The players "said they were going to beat up the next male they saw," Ippolito said, reading from a police report. "The victim was just in the wrong place."
He said Yerkin Abdrakhmanov, 21, suffered a broken nose and eye socket, and other injuries, and was treated in Rhode Island Hospital.
"This is a serious assault -- without a motive," Ippolito said in setting bail.
From the Providence Journal college hoops blog.
What an embarrassing day to be a graduate, fan, student, administrator, coach, employee, or anyone else with an affiliation to Providence College.
Initially, I planned to withhold comment when this story broke, but after reading this excerpt from the police report and hearing Father Sicard's comments of a "serious and random assault" that was "unprovoked" filled me with a sense of anger, embarrassment, and curiosity into what could possibly go through the mind of any human being who would think of something so grotesque, nevermind executing on such a hideous plan.
What goes through the head of someone who thinks of doing something like this?
What goes through the head of someone who agrees to go through with it when another suggests it?
What goes through the head of someone when they approach a random and completely unsuspecting victim?
What goes through the head of someone who beats him so badly that they break his nose and eye socket and leave him bleeding in the street?
What goes through your head when you are hanging around on a street corner as if nothing has happened afterwards?

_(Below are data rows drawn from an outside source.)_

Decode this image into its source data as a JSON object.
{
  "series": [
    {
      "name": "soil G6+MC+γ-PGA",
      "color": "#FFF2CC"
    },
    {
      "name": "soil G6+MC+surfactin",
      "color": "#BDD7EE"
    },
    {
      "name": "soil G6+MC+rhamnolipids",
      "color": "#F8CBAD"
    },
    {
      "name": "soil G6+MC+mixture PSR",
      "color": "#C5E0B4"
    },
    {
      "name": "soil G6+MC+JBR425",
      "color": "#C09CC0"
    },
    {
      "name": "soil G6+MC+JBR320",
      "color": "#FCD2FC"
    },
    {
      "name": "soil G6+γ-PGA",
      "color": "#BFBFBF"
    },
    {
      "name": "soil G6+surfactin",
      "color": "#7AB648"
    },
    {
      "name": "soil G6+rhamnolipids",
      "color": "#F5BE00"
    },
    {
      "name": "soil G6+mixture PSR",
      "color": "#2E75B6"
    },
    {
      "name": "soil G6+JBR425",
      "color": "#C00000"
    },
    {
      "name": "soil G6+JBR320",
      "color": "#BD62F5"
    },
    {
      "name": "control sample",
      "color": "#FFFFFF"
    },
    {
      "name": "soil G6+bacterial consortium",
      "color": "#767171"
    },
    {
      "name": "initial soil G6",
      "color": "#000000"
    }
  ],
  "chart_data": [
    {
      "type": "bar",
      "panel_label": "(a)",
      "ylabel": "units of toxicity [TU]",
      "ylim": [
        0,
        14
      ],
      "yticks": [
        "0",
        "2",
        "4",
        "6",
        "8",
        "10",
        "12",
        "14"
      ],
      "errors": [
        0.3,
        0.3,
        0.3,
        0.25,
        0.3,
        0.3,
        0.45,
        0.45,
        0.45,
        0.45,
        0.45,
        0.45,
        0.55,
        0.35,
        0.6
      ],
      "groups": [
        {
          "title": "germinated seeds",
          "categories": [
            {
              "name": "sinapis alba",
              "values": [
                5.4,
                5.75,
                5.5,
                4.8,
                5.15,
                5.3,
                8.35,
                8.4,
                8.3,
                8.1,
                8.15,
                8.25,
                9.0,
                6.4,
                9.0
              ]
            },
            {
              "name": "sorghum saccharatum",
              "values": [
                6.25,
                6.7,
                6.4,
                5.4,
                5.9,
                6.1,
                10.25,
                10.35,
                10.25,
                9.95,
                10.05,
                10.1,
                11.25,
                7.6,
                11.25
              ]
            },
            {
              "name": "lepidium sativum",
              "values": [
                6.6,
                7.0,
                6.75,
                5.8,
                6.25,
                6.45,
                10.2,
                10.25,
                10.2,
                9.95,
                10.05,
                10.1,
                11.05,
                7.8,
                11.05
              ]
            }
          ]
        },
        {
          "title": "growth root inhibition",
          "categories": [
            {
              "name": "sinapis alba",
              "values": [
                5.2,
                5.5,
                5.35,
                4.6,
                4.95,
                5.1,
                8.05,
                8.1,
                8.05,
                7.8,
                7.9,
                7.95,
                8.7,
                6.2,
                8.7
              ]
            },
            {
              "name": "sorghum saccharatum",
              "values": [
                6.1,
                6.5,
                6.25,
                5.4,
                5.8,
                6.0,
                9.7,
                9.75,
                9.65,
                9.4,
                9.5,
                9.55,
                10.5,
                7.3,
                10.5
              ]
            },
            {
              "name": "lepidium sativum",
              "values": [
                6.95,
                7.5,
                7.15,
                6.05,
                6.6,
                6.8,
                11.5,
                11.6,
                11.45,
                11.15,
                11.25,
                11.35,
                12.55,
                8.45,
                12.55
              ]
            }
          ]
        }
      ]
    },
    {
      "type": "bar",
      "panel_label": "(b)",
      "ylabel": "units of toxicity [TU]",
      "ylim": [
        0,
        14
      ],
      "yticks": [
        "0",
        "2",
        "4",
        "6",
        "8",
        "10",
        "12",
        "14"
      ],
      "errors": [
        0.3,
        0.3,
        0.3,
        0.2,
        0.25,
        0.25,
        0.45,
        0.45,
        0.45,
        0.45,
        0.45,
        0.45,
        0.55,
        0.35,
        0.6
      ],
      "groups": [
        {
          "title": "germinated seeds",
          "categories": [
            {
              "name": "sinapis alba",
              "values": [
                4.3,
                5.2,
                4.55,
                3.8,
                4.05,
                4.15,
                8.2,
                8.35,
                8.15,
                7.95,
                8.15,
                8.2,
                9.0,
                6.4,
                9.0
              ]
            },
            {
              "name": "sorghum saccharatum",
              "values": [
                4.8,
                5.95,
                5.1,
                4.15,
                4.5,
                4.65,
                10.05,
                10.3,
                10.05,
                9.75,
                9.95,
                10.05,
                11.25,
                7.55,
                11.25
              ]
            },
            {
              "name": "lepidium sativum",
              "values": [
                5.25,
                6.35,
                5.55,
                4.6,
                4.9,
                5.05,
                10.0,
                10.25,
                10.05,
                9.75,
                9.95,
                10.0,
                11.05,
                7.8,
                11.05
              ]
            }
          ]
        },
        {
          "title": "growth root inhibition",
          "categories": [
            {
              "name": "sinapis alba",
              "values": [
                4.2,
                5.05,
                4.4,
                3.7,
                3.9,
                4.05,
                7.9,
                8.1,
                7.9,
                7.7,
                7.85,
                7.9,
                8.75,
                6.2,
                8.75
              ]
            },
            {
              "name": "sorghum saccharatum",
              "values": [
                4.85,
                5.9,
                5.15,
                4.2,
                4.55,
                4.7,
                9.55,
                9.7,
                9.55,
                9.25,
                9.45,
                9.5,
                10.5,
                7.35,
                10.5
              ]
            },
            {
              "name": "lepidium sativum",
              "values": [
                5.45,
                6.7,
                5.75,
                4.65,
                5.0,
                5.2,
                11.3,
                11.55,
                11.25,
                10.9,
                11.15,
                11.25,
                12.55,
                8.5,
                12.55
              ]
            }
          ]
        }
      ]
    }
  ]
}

What's going through my head right now? It makes my stomach turn to know I clapped for either of these individuals (albeit, it couldn't have been more than once or twice this season considering their on court impact). I wonder how Yerkin is doing. How this incident shapes his and his family's perspective on Providence College and their decision to send him to a school that helped shape me into the person I am today.
My hope is the Providence College community emerges and proves to him why the college is a special place.
I wonder what so many of the positive role models that played basketball at Providence think when they see the program they helped build getting publicity for something like this.
I wonder if there are any more details or if a better explanation will come out because a story seemingly so senseless and inhumane has to have more to it, doesn't it?